Major Pettigrew’s Last Stand. Simonson’s First.
I originally intended the first line of this review to say:
this book was silly.
Well, I’m not sure if anything I say after that will allow the book to recover from your ‘pass’ pile. But, I will persist anyway. Upon reflection, and a few conversations, maybe I am just being unkind?
This is Helen Simonson’s first book. One might even say an admirable first novel. And let’s face it, she also had the misfortune of following Jonathan Franzen in the queue—not a fair comparison.
As the English say: “Oh bad luck!”
Let me start here instead:
the central story to this novel is very good.
Major Pettigrew is meant to symbolize all we would expect of an elder gentlemen in a small English town. He has strong beliefs about hard work (what does his son do exactly at that ‘hedge’ fund?), decorum (you do not speak to the club’s membership director that way), justice (the Churchill guns left to he and his brother are meant to be paired together upon one of their deaths), and respect (please call me Major, not Mr. Pettigrew).
Except if Major Pettigrew is all that, he is none of that.
We would expect Major Pettigrew to do nothing but play by the rules of English society. When, in fact, he is the only one who has the courage not to.
He is the most open of all the characters, the one that grows the most and challenges the petty assumptions his society has about what to think and feel and live.
The catalyst for this change is Ms. Ali, a Pakistani shopkeeper in the Village who he befriends. They share a love of reading. They share tea. To both, this mutual friendship is born in the loneliness of their widowhood and perhaps them both being slightly out of the mainstream in their own way. It ultimately grows into a deeper love.
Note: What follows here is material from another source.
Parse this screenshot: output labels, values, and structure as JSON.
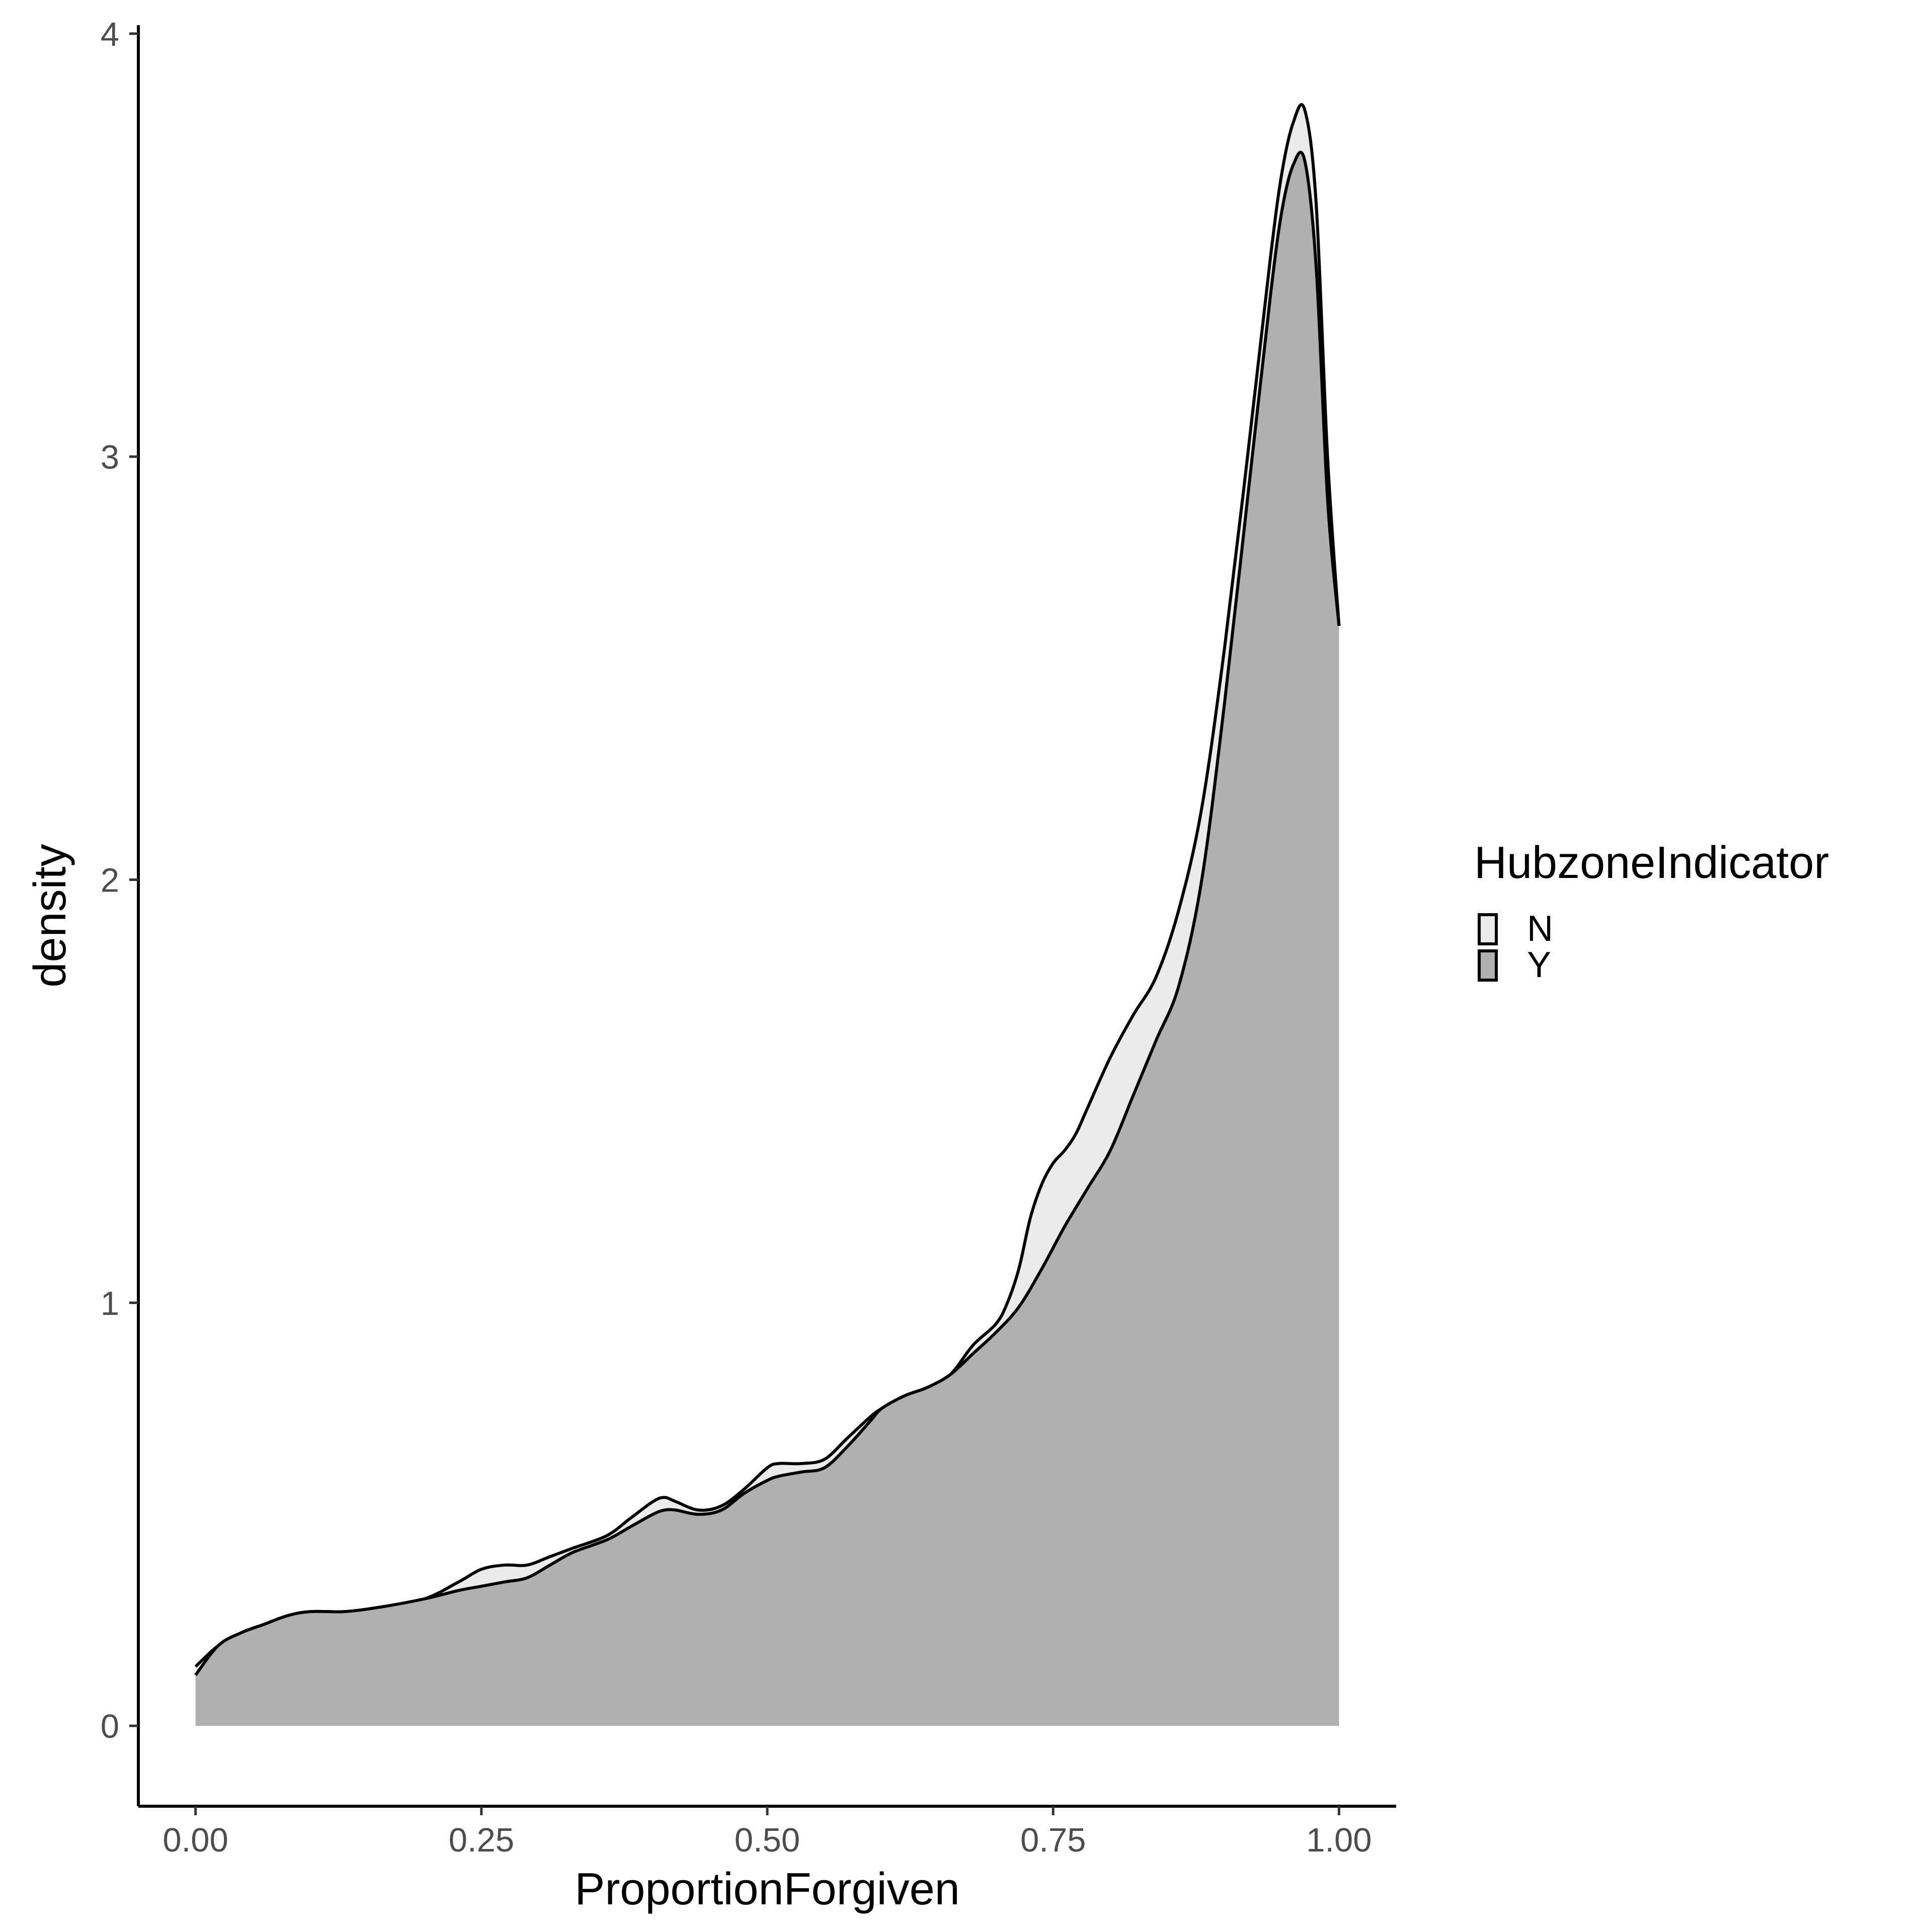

So, the key to the story is watching Major Pettigrew navigate the social rules while doing what he pleases. His son thinks he has lost his mind, the neighbors’ tongues wag, and there is an absurd tribute to English imperialism at the country club’s summer party. Ms. Ali serves as a consultant on the Indian food they are to serve at the gala, only to shock everyone when she shows up at the Major’s guest. There are some funny scenes.
There are nuggets of an excellent novel in MPLS, but oh boy is the story cluttered.
Imagine a great beautiful tree where the trunk is strong and impressive but hundreds of useless, scraggly branches confuse the view.
We have Ms. Ali’s nephew and his religious pursuits, his failed romance.
We have the Major’s son who is a caricature of a greedy, selfish ass soon to marry a ridiculous, ugly American.
We have the Lord of the village who is engaged in a pressing real estate deal to subdivide the English countryside into high-end estates.
Simonson starts all these story lines in motion and distracts us from the main attraction—which is Major Pettigrew and Ms. Ali.
This unfortunately forces Simonson into a Hollywood ending, as she tries to desperately tie together these disparate threads into one satisfying ending. In the last 75 pages alone, we race through a called off wedding, we learn of an abortion, witness blood and murder, reflect on a spurned marriage proposal and save a suicide attempt.
No. I am not kidding.
I’m sorry, I thought this was supposed to be the quiet, bucolic countryside…
There are moments of strength and the writing is enjoyable enough. Somewhere on my scribbles on the back page I wrote: “Underdeveloped characters and overdeveloped plot.”
I don’t want to be unkind…this is not a hard cover purchase I can in good faith recommend.
But, as the back cover states: “I can’t wait to see what she does next.”